Sometimes, when Mary laughs, the sadness disappears from her eyes.
She does her best to keep laughing, to stay constantly surrounded by a posse of friends and chaos.
Most of her friends were wary of Brad and me. They couldn't understand why she would give us so much access into her life. I'm not sure I understood it either.
She no longer claimed the meth wasn't in control of her life, that she's not "running amok."
She laughs when she repeats her catch phrase "off the hook," to describe her life, the drug, anything.
The whispers and code talk indicated she was involved in activities she didn't want us to know about.
Contact with her was limited. She only showed up for about one in five meetings we set up, and when we did talk, she wasn't as open.
She still said she wanted to be a mother more than anything, but her boys were seeing very little of her.
As part of research for the story, Brad and I arranged to go out with the Carson City Sheriff's Department's Special Enforcement Team.
We met around 9:30 p.m. with the officers who volunteer their nights to serve on the team focused on tracking down methamphetamine-related crimes.
I saw a different Carson City. Like cockroaches moving about in the darkness, an entire civilization comes to life in this town when the sun goes down.

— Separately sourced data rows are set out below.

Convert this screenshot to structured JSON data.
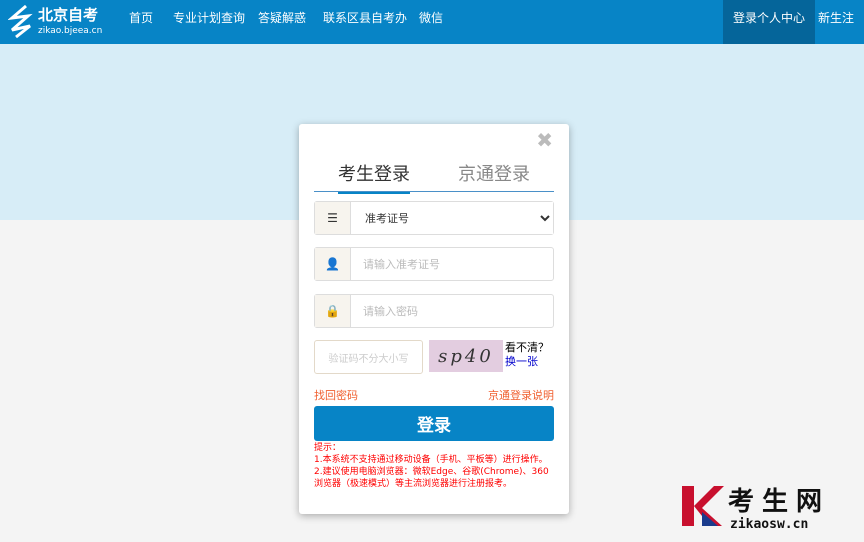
{
  "nav": {
    "logo_title": "北京自考",
    "logo_sub": "zikao.bjeea.cn",
    "items": [
      "首页",
      "专业计划查询",
      "答疑解惑",
      "联系区县自考办",
      "微信"
    ],
    "login_center": "登录个人中心",
    "register": "新生注册"
  },
  "login": {
    "tabs": [
      "考生登录",
      "京通登录"
    ],
    "id_type": "准考证号",
    "id_placeholder": "请输入准考证号",
    "pwd_placeholder": "请输入密码",
    "captcha_placeholder": "验证码不分大小写",
    "captcha_text": "sp40",
    "captcha_hint": "看不清？",
    "captcha_refresh": "换一张",
    "forgot": "找回密码",
    "jingtong_help": "京通登录说明",
    "submit": "登录",
    "tips": [
      "提示：",
      "1.本系统不支持通过移动设备（手机、平板等）进行操作。",
      "2.建议使用电脑浏览器：微软Edge、谷歌(Chrome)、360浏览器（极速模式）等主流浏览器进行注册报考。"
    ]
  },
  "watermark": {
    "text": "考生网",
    "url": "zikaosw.cn"
  },
  "colors": {
    "nav": "#0784c6",
    "accent": "#f06030",
    "tips": "#ff0000"
  }
}
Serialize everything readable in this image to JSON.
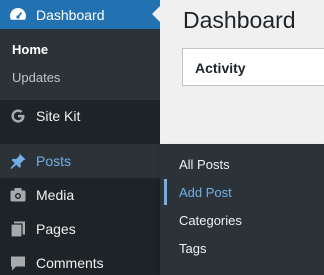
{
  "sidebar": {
    "dashboard": {
      "label": "Dashboard",
      "icon": "dashboard-gauge-icon"
    },
    "dashboard_submenu": [
      {
        "label": "Home",
        "current": true
      },
      {
        "label": "Updates"
      }
    ],
    "items": [
      {
        "label": "Site Kit",
        "icon": "google-g-icon"
      },
      {
        "label": "Posts",
        "icon": "pushpin-icon",
        "open": true
      },
      {
        "label": "Media",
        "icon": "media-camera-icon"
      },
      {
        "label": "Pages",
        "icon": "pages-icon"
      },
      {
        "label": "Comments",
        "icon": "comment-bubble-icon"
      }
    ]
  },
  "posts_flyout": [
    {
      "label": "All Posts"
    },
    {
      "label": "Add Post",
      "active": true
    },
    {
      "label": "Categories"
    },
    {
      "label": "Tags"
    }
  ],
  "main": {
    "page_title": "Dashboard",
    "widgets": [
      {
        "title": "Activity"
      }
    ]
  },
  "colors": {
    "sidebar_bg": "#1d2327",
    "submenu_bg": "#2c3338",
    "accent": "#2271b1",
    "highlight_text": "#72aee6",
    "content_bg": "#f0f0f1"
  }
}
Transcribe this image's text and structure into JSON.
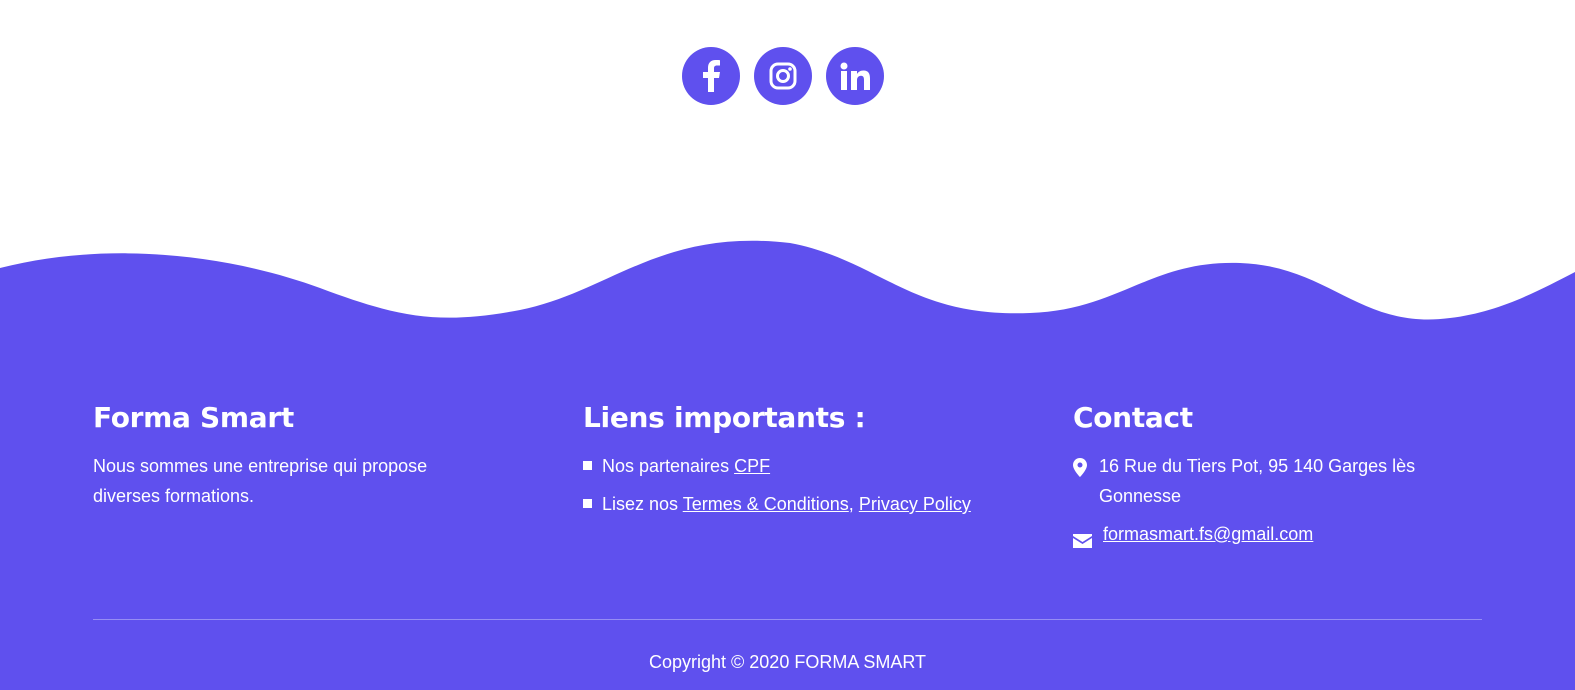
{
  "colors": {
    "accent": "#5f50ee",
    "text_on_accent": "#ffffff",
    "page_background": "#ffffff"
  },
  "social": [
    {
      "name": "facebook",
      "icon": "facebook-icon"
    },
    {
      "name": "instagram",
      "icon": "instagram-icon"
    },
    {
      "name": "linkedin",
      "icon": "linkedin-icon"
    }
  ],
  "about": {
    "title": "Forma Smart",
    "text": "Nous sommes une entreprise qui propose diverses formations."
  },
  "links": {
    "title": "Liens importants :",
    "item1_prefix": "Nos partenaires ",
    "item1_link": "CPF",
    "item2_prefix": "Lisez nos ",
    "item2_link1": "Termes & Conditions",
    "item2_separator": ",",
    "item2_link2": "Privacy Policy"
  },
  "contact": {
    "title": "Contact",
    "address": "16 Rue du Tiers Pot, 95 140 Garges lès Gonnesse",
    "address_icon": "map-marker-icon",
    "email": "formasmart.fs@gmail.com",
    "email_icon": "envelope-icon"
  },
  "copyright": "Copyright © 2020 FORMA SMART"
}
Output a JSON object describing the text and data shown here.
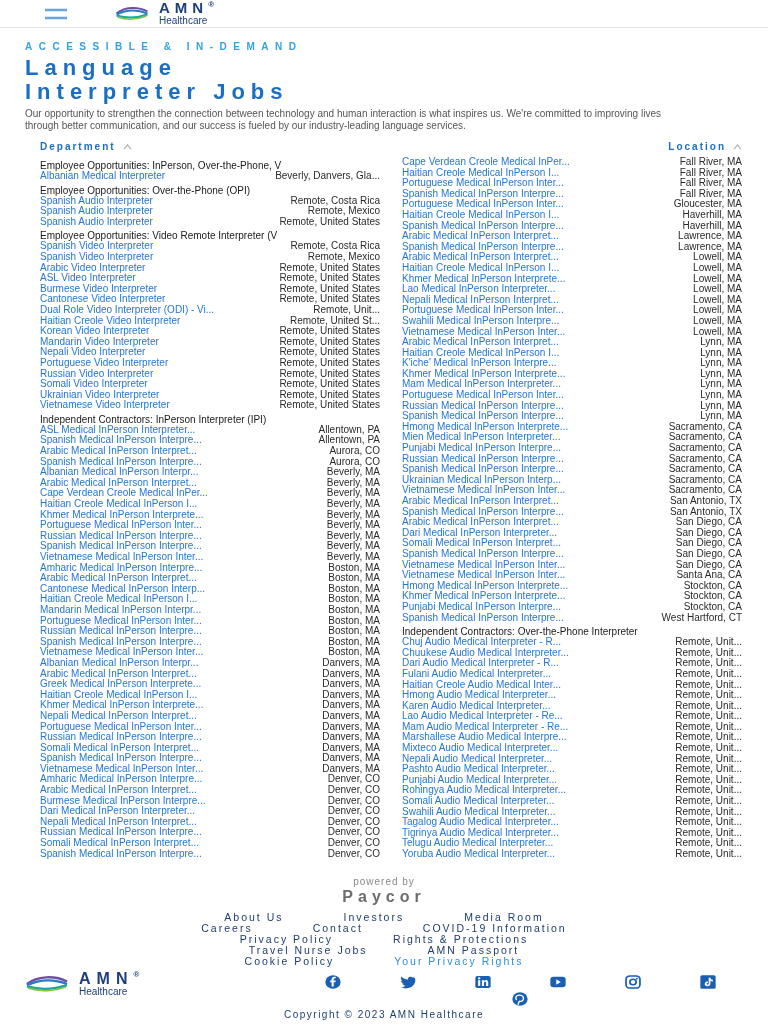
{
  "header": {
    "logo": {
      "name": "AMN$^{®}$",
      "tagline": "Healthcare"
    }
  },
  "hero": {
    "eyebrow": "ACCESSIBLE & IN-DEMAND",
    "title": "Language Interpreter Jobs",
    "description": "Our opportunity to strengthen the connection between technology and human interaction is what inspires us. We're committed to improving lives through better communication, and our success is fueled by our industry-leading language services."
  },
  "filters": [
    {
      "label": "Department"
    },
    {
      "label": "Location"
    }
  ],
  "sections": [
    {
      "title": "Employee Opportunities: InPerson, Over-the-Phone, V",
      "jobs": [
        {
          "title": "Albanian Medical Interpreter",
          "location": "Beverly, Danvers, Gla..."
        }
      ]
    },
    {
      "title": "Employee Opportunities: Over-the-Phone (OPI)",
      "jobs": [
        {
          "title": "Spanish Audio Interpreter",
          "location": "Remote, Costa Rica"
        },
        {
          "title": "Spanish Audio Interpreter",
          "location": "Remote, Mexico"
        },
        {
          "title": "Spanish Audio Interpreter",
          "location": "Remote, United States"
        }
      ]
    },
    {
      "title": "Employee Opportunities: Video Remote Interpreter (V",
      "jobs": [
        {
          "title": "Spanish Video Interpreter",
          "location": "Remote, Costa Rica"
        },
        {
          "title": "Spanish Video Interpreter",
          "location": "Remote, Mexico"
        },
        {
          "title": "Arabic Video Interpreter",
          "location": "Remote, United States"
        },
        {
          "title": "ASL Video Interpreter",
          "location": "Remote, United States"
        },
        {
          "title": "Burmese Video Interpreter",
          "location": "Remote, United States"
        },
        {
          "title": "Cantonese Video Interpreter",
          "location": "Remote, United States"
        },
        {
          "title": "Dual Role Video Interpreter (ODI) - Vi...",
          "location": "Remote, Unit..."
        },
        {
          "title": "Haitian Creole Video Interpreter",
          "location": "Remote, United St..."
        },
        {
          "title": "Korean Video Interpreter",
          "location": "Remote, United States"
        },
        {
          "title": "Mandarin Video Interpreter",
          "location": "Remote, United States"
        },
        {
          "title": "Nepali Video Interpreter",
          "location": "Remote, United States"
        },
        {
          "title": "Portuguese Video Interpreter",
          "location": "Remote, United States"
        },
        {
          "title": "Russian Video Interpreter",
          "location": "Remote, United States"
        },
        {
          "title": "Somali Video Interpreter",
          "location": "Remote, United States"
        },
        {
          "title": "Ukrainian Video Interpreter",
          "location": "Remote, United States"
        },
        {
          "title": "Vietnamese Video Interpreter",
          "location": "Remote, United States"
        }
      ]
    },
    {
      "title": "Independent Contractors: InPerson Interpreter (IPI)",
      "jobs": [
        {
          "title": "ASL Medical InPerson Interpreter...",
          "location": "Allentown, PA"
        },
        {
          "title": "Spanish Medical InPerson Interpre...",
          "location": "Allentown, PA"
        },
        {
          "title": "Arabic Medical InPerson Interpret...",
          "location": "Aurora, CO"
        },
        {
          "title": "Spanish Medical InPerson Interpre...",
          "location": "Aurora, CO"
        },
        {
          "title": "Albanian Medical InPerson Interpr...",
          "location": "Beverly, MA"
        },
        {
          "title": "Arabic Medical InPerson Interpret...",
          "location": "Beverly, MA"
        },
        {
          "title": "Cape Verdean Creole Medical InPer...",
          "location": "Beverly, MA"
        },
        {
          "title": "Haitian Creole Medical InPerson I...",
          "location": "Beverly, MA"
        },
        {
          "title": "Khmer Medical InPerson Interprete...",
          "location": "Beverly, MA"
        },
        {
          "title": "Portuguese Medical InPerson Inter...",
          "location": "Beverly, MA"
        },
        {
          "title": "Russian Medical InPerson Interpre...",
          "location": "Beverly, MA"
        },
        {
          "title": "Spanish Medical InPerson Interpre...",
          "location": "Beverly, MA"
        },
        {
          "title": "Vietnamese Medical InPerson Inter...",
          "location": "Beverly, MA"
        },
        {
          "title": "Amharic Medical InPerson Interpre...",
          "location": "Boston, MA"
        },
        {
          "title": "Arabic Medical InPerson Interpret...",
          "location": "Boston, MA"
        },
        {
          "title": "Cantonese Medical InPerson Interp...",
          "location": "Boston, MA"
        },
        {
          "title": "Haitian Creole Medical InPerson I...",
          "location": "Boston, MA"
        },
        {
          "title": "Mandarin Medical InPerson Interpr...",
          "location": "Boston, MA"
        },
        {
          "title": "Portuguese Medical InPerson Inter...",
          "location": "Boston, MA"
        },
        {
          "title": "Russian Medical InPerson Interpre...",
          "location": "Boston, MA"
        },
        {
          "title": "Spanish Medical InPerson Interpre...",
          "location": "Boston, MA"
        },
        {
          "title": "Vietnamese Medical InPerson Inter...",
          "location": "Boston, MA"
        },
        {
          "title": "Albanian Medical InPerson Interpr...",
          "location": "Danvers, MA"
        },
        {
          "title": "Arabic Medical InPerson Interpret...",
          "location": "Danvers, MA"
        },
        {
          "title": "Greek Medical InPerson Interprete...",
          "location": "Danvers, MA"
        },
        {
          "title": "Haitian Creole Medical InPerson I...",
          "location": "Danvers, MA"
        },
        {
          "title": "Khmer Medical InPerson Interprete...",
          "location": "Danvers, MA"
        },
        {
          "title": "Nepali Medical InPerson Interpret...",
          "location": "Danvers, MA"
        },
        {
          "title": "Portuguese Medical InPerson Inter...",
          "location": "Danvers, MA"
        },
        {
          "title": "Russian Medical InPerson Interpre...",
          "location": "Danvers, MA"
        },
        {
          "title": "Somali Medical InPerson Interpret...",
          "location": "Danvers, MA"
        },
        {
          "title": "Spanish Medical InPerson Interpre...",
          "location": "Danvers, MA"
        },
        {
          "title": "Vietnamese Medical InPerson Inter...",
          "location": "Danvers, MA"
        },
        {
          "title": "Amharic Medical InPerson Interpre...",
          "location": "Denver, CO"
        },
        {
          "title": "Arabic Medical InPerson Interpret...",
          "location": "Denver, CO"
        },
        {
          "title": "Burmese Medical InPerson Interpre...",
          "location": "Denver, CO"
        },
        {
          "title": "Dari Medical InPerson Interpreter...",
          "location": "Denver, CO"
        },
        {
          "title": "Nepali Medical InPerson Interpret...",
          "location": "Denver, CO"
        },
        {
          "title": "Russian Medical InPerson Interpre...",
          "location": "Denver, CO"
        },
        {
          "title": "Somali Medical InPerson Interpret...",
          "location": "Denver, CO"
        },
        {
          "title": "Spanish Medical InPerson Interpre...",
          "location": "Denver, CO"
        },
        {
          "title": "Cape Verdean Creole Medical InPer...",
          "location": "Fall River, MA"
        },
        {
          "title": "Haitian Creole Medical InPerson I...",
          "location": "Fall River, MA"
        },
        {
          "title": "Portuguese Medical InPerson Inter...",
          "location": "Fall River, MA"
        },
        {
          "title": "Spanish Medical InPerson Interpre...",
          "location": "Fall River, MA"
        },
        {
          "title": "Portuguese Medical InPerson Inter...",
          "location": "Gloucester, MA"
        },
        {
          "title": "Haitian Creole Medical InPerson I...",
          "location": "Haverhill, MA"
        },
        {
          "title": "Spanish Medical InPerson Interpre...",
          "location": "Haverhill, MA"
        },
        {
          "title": "Arabic Medical InPerson Interpret...",
          "location": "Lawrence, MA"
        },
        {
          "title": "Spanish Medical InPerson Interpre...",
          "location": "Lawrence, MA"
        },
        {
          "title": "Arabic Medical InPerson Interpret...",
          "location": "Lowell, MA"
        },
        {
          "title": "Haitian Creole Medical InPerson I...",
          "location": "Lowell, MA"
        },
        {
          "title": "Khmer Medical InPerson Interprete...",
          "location": "Lowell, MA"
        },
        {
          "title": "Lao Medical InPerson Interpreter...",
          "location": "Lowell, MA"
        },
        {
          "title": "Nepali Medical InPerson Interpret...",
          "location": "Lowell, MA"
        },
        {
          "title": "Portuguese Medical InPerson Inter...",
          "location": "Lowell, MA"
        },
        {
          "title": "Swahili Medical InPerson Interpre...",
          "location": "Lowell, MA"
        },
        {
          "title": "Vietnamese Medical InPerson Inter...",
          "location": "Lowell, MA"
        },
        {
          "title": "Arabic Medical InPerson Interpret...",
          "location": "Lynn, MA"
        },
        {
          "title": "Haitian Creole Medical InPerson I...",
          "location": "Lynn, MA"
        },
        {
          "title": "K'iche' Medical InPerson Interpre...",
          "location": "Lynn, MA"
        },
        {
          "title": "Khmer Medical InPerson Interprete...",
          "location": "Lynn, MA"
        },
        {
          "title": "Mam Medical InPerson Interpreter...",
          "location": "Lynn, MA"
        },
        {
          "title": "Portuguese Medical InPerson Inter...",
          "location": "Lynn, MA"
        },
        {
          "title": "Russian Medical InPerson Interpre...",
          "location": "Lynn, MA"
        },
        {
          "title": "Spanish Medical InPerson Interpre...",
          "location": "Lynn, MA"
        },
        {
          "title": "Hmong Medical InPerson Interprete...",
          "location": "Sacramento, CA"
        },
        {
          "title": "Mien Medical InPerson Interpreter...",
          "location": "Sacramento, CA"
        },
        {
          "title": "Punjabi Medical InPerson Interpre...",
          "location": "Sacramento, CA"
        },
        {
          "title": "Russian Medical InPerson Interpre...",
          "location": "Sacramento, CA"
        },
        {
          "title": "Spanish Medical InPerson Interpre...",
          "location": "Sacramento, CA"
        },
        {
          "title": "Ukrainian Medical InPerson Interp...",
          "location": "Sacramento, CA"
        },
        {
          "title": "Vietnamese Medical InPerson Inter...",
          "location": "Sacramento, CA"
        },
        {
          "title": "Arabic Medical InPerson Interpret...",
          "location": "San Antonio, TX"
        },
        {
          "title": "Spanish Medical InPerson Interpre...",
          "location": "San Antonio, TX"
        },
        {
          "title": "Arabic Medical InPerson Interpret...",
          "location": "San Diego, CA"
        },
        {
          "title": "Dari Medical InPerson Interpreter...",
          "location": "San Diego, CA"
        },
        {
          "title": "Somali Medical InPerson Interpret...",
          "location": "San Diego, CA"
        },
        {
          "title": "Spanish Medical InPerson Interpre...",
          "location": "San Diego, CA"
        },
        {
          "title": "Vietnamese Medical InPerson Inter...",
          "location": "San Diego, CA"
        },
        {
          "title": "Vietnamese Medical InPerson Inter...",
          "location": "Santa Ana, CA"
        },
        {
          "title": "Hmong Medical InPerson Interprete...",
          "location": "Stockton, CA"
        },
        {
          "title": "Khmer Medical InPerson Interprete...",
          "location": "Stockton, CA"
        },
        {
          "title": "Punjabi Medical InPerson Interpre...",
          "location": "Stockton, CA"
        },
        {
          "title": "Spanish Medical InPerson Interpre...",
          "location": "West Hartford, CT"
        }
      ]
    },
    {
      "title": "Independent Contractors: Over-the-Phone Interpreter",
      "jobs": [
        {
          "title": "Chuj Audio Medical Interpreter - R...",
          "location": "Remote, Unit..."
        },
        {
          "title": "Chuukese Audio Medical Interpreter...",
          "location": "Remote, Unit..."
        },
        {
          "title": "Dari Audio Medical Interpreter - R...",
          "location": "Remote, Unit..."
        },
        {
          "title": "Fulani Audio Medical Interpreter...",
          "location": "Remote, Unit..."
        },
        {
          "title": "Haitian Creole Audio Medical Inter...",
          "location": "Remote, Unit..."
        },
        {
          "title": "Hmong Audio Medical Interpreter...",
          "location": "Remote, Unit..."
        },
        {
          "title": "Karen Audio Medical Interpreter...",
          "location": "Remote, Unit..."
        },
        {
          "title": "Lao Audio Medical Interpreter - Re...",
          "location": "Remote, Unit..."
        },
        {
          "title": "Mam Audio Medical Interpreter - Re...",
          "location": "Remote, Unit..."
        },
        {
          "title": "Marshallese Audio Medical Interpre...",
          "location": "Remote, Unit..."
        },
        {
          "title": "Mixteco Audio Medical Interpreter...",
          "location": "Remote, Unit..."
        },
        {
          "title": "Nepali Audio Medical Interpreter...",
          "location": "Remote, Unit..."
        },
        {
          "title": "Pashto Audio Medical Interpreter...",
          "location": "Remote, Unit..."
        },
        {
          "title": "Punjabi Audio Medical Interpreter...",
          "location": "Remote, Unit..."
        },
        {
          "title": "Rohingya Audio Medical Interpreter...",
          "location": "Remote, Unit..."
        },
        {
          "title": "Somali Audio Medical Interpreter...",
          "location": "Remote, Unit..."
        },
        {
          "title": "Swahili Audio Medical Interpreter...",
          "location": "Remote, Unit..."
        },
        {
          "title": "Tagalog Audio Medical Interpreter...",
          "location": "Remote, Unit..."
        },
        {
          "title": "Tigrinya Audio Medical Interpreter...",
          "location": "Remote, Unit..."
        },
        {
          "title": "Telugu Audio Medical Interpreter...",
          "location": "Remote, Unit..."
        },
        {
          "title": "Yoruba Audio Medical Interpreter...",
          "location": "Remote, Unit..."
        }
      ]
    }
  ],
  "powered_by": {
    "label": "powered by",
    "brand": "Paycor"
  },
  "footer": {
    "links": [
      {
        "label": "About Us",
        "kind": "nav"
      },
      {
        "label": "Investors",
        "kind": "nav"
      },
      {
        "label": "Media Room",
        "kind": "nav"
      },
      {
        "label": "Careers",
        "kind": "nav"
      },
      {
        "label": "Contact",
        "kind": "nav"
      },
      {
        "label": "COVID-19 Information",
        "kind": "nav"
      },
      {
        "label": "Privacy Policy",
        "kind": "nav"
      },
      {
        "label": "Rights & Protections",
        "kind": "nav"
      },
      {
        "label": "Travel Nurse Jobs",
        "kind": "nav"
      },
      {
        "label": "AMN Passport",
        "kind": "nav"
      },
      {
        "label": "Cookie Policy",
        "kind": "nav"
      },
      {
        "label": "Your Privacy Rights",
        "kind": "privacy"
      }
    ],
    "logo": {
      "name": "AMN$^{®}$",
      "tagline": "Healthcare"
    },
    "copyright": "Copyright © 2023 AMN Healthcare"
  }
}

We would wait outside as officers entered homes.
When they gave us the signal, we'd go inside.
Most often, they weren't homes of adults caught up in using and selling drugs, but families, with children awake well into the early morning hours.
It was easy to see, even on the surface, how children suffer for a parent's addiction.
At our last stop, around 6 the following morning, one of the detectives mentioned he would have liked to have found Mary Reasoner.
Brad and I stared at the pavement. It was the first indication that Mary had been committing crimes that extended even beyond meth use.